Pero también existen auténticos empresarios, a cuya labor dedicaron paginas brillantes Mises, Hayek, Kirzner, Lachmann, Schumpeter. Empresarios cuyos atributos esenciales -perspicacia, sagacidad, creatividad, tenacidad, resiliencia- han llevado a la humanidad a disfrutar hoy de un standard de vida impensable para los estratos más acomodados de la sociedad de hace 200 años atrás.
¿Y son los empresarios los que “deberían estar agradecidos”? ¿No será al revés?
Citando nuevamente a Norberg:
“Pienso que nosotros, como sociedad, deberíamos estar agradecidos con el empresario y con los hombres de
negocios por lo que ellos hacen. Los empresarios son los héroes de nuestro mundo —a pesar de los riesgos, el trabajo duro, la hostilidad por parte de la sociedad, la envidia de sus vecinos, y las regulaciones estatales, ellos
continúan creando, produciendo y comerciando. Sin ellos, nada estaría ahí.”
Tal vez lo más preocupante sea que ante el ataque colectivista implícito en ese reclamo de “responsabilidad social empresaria” dirigido a las compañías más exitosas, éstas han tenido que responder afirmativamente.
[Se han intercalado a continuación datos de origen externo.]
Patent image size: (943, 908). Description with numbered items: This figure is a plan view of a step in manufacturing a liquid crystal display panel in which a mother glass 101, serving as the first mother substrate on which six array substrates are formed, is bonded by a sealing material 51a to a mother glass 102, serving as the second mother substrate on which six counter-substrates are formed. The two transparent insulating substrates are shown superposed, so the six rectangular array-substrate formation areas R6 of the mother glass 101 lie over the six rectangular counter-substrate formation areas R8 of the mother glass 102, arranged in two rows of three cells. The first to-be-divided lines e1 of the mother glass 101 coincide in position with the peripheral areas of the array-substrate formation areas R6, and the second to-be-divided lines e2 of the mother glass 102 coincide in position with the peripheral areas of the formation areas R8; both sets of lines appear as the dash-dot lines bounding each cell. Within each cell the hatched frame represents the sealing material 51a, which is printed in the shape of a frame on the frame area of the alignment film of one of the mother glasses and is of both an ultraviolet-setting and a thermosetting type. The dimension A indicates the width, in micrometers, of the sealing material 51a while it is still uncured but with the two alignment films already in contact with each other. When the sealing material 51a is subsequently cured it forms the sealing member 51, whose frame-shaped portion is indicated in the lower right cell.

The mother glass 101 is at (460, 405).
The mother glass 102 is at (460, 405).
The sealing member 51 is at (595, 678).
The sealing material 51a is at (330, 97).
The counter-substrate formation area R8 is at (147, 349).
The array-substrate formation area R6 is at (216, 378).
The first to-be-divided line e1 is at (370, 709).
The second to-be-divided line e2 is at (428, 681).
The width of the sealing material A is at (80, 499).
Por supuesto, lo han hecho como “estrategia de marketing”, pero ello no deja de implicar una abdicación.

Cuánto más sincero hubiera sido en cambio formular un aserto exclamando: “Señores, si hemos obtenido ganancias ha sido justamente porque hemos acertado, porque les hemos satisfecho sus necesidades y cumplido sus expectativas, porque les hemos brindado innovación y mejorado su calidad de vida. Fueron ustedes quienes con sus decisiones libres nos eligieron en las
góndolas del supermercado o en las vidrieras de los negocios. No les apuntamos con un arma para que compraran nuestros productos o adquirieran nuestros servicios. Si detestan que ello nos haya hecho exitosos, devuélvannos lo que compraron, pero nosotros nada les debemos.”
Y aquí llegamos a lo que a nuestro juicio es, en esencia, lo más grave del caso.
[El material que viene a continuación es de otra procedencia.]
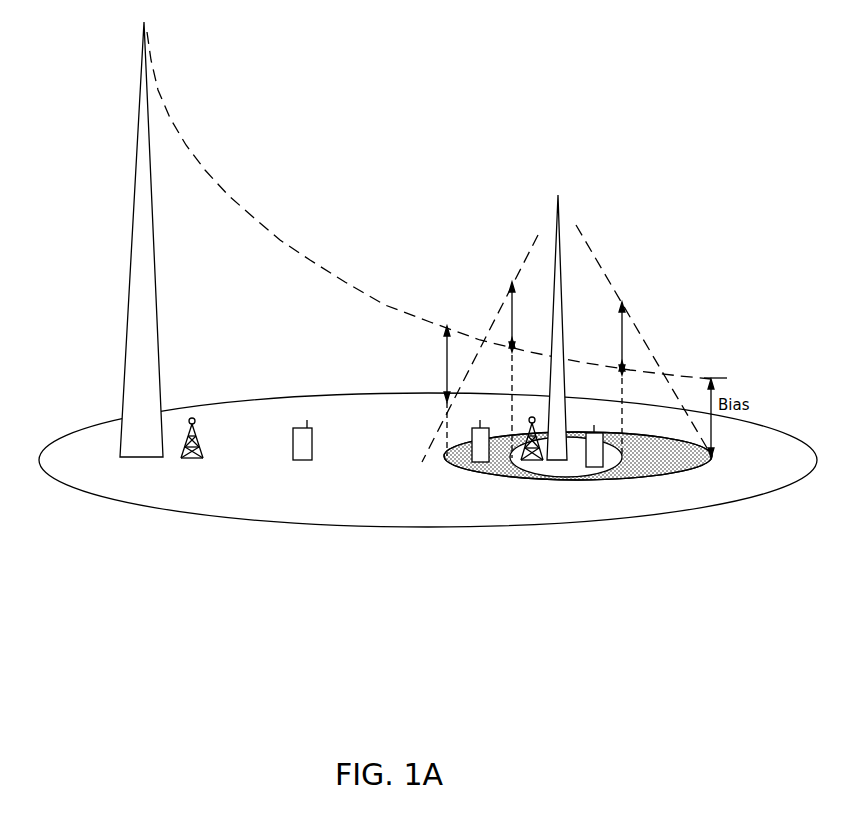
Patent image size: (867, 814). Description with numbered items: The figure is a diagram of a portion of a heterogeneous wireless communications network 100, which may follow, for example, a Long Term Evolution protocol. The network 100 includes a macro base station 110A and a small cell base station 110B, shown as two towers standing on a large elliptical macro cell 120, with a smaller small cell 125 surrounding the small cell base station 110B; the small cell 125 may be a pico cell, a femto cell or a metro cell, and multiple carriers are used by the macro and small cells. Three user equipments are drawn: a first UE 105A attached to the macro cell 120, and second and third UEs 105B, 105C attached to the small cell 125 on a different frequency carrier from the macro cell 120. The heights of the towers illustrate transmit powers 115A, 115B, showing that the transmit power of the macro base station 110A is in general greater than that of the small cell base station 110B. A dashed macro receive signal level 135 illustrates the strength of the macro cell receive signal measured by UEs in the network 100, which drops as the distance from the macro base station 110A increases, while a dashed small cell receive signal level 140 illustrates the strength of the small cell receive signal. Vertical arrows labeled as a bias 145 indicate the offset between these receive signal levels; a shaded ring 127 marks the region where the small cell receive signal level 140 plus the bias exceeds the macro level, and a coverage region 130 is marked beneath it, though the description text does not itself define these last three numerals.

The wireless communications network 100 is at (63, 55).
The first UE 105A is at (292, 445).
The second UE 105B is at (456, 450).
The third UE 105C is at (597, 428).
The macro base station 110A is at (203, 448).
The small cell base station 110B is at (529, 413).
The transmit power of macro base station 115A is at (158, 238).
The transmit power of small cell base station 115B is at (563, 292).
The macro cell 120 is at (372, 514).
The small cell 125 is at (500, 479).
The cell range expansion region 127 is at (578, 456).
The small cell coverage area 130 is at (573, 479).
The macro receive signal level 135 is at (190, 143).
The small cell receive signal level 140 is at (543, 220).
The bias 145 is at (445, 369).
Los empresarios, de nuevo, los auténticos, de alguna manera claudicaron ante este clamor de “justicia social” impregnado de tufos socialistas. Y han implementado programas de “responsabilidad social empresaria”,
destinándoles tiempo, esfuerzo, oficinas, personal, acciones y presupuesto. Y a lo sumo han podido “capitalizarlo” como estrategia de marketing, a tal punto ha penetrado el colectivismo en el entramado de la sociedad.
En términos metafóricos, han desviado el curso de la bala, pero no la han neutralizado. Y al contrario, con cada acción, por mucha excusa de marketing que le pongan, adhieren sumisamente y ratifican una implícita confesión de culpa que no deberían de ninguna manera aceptar.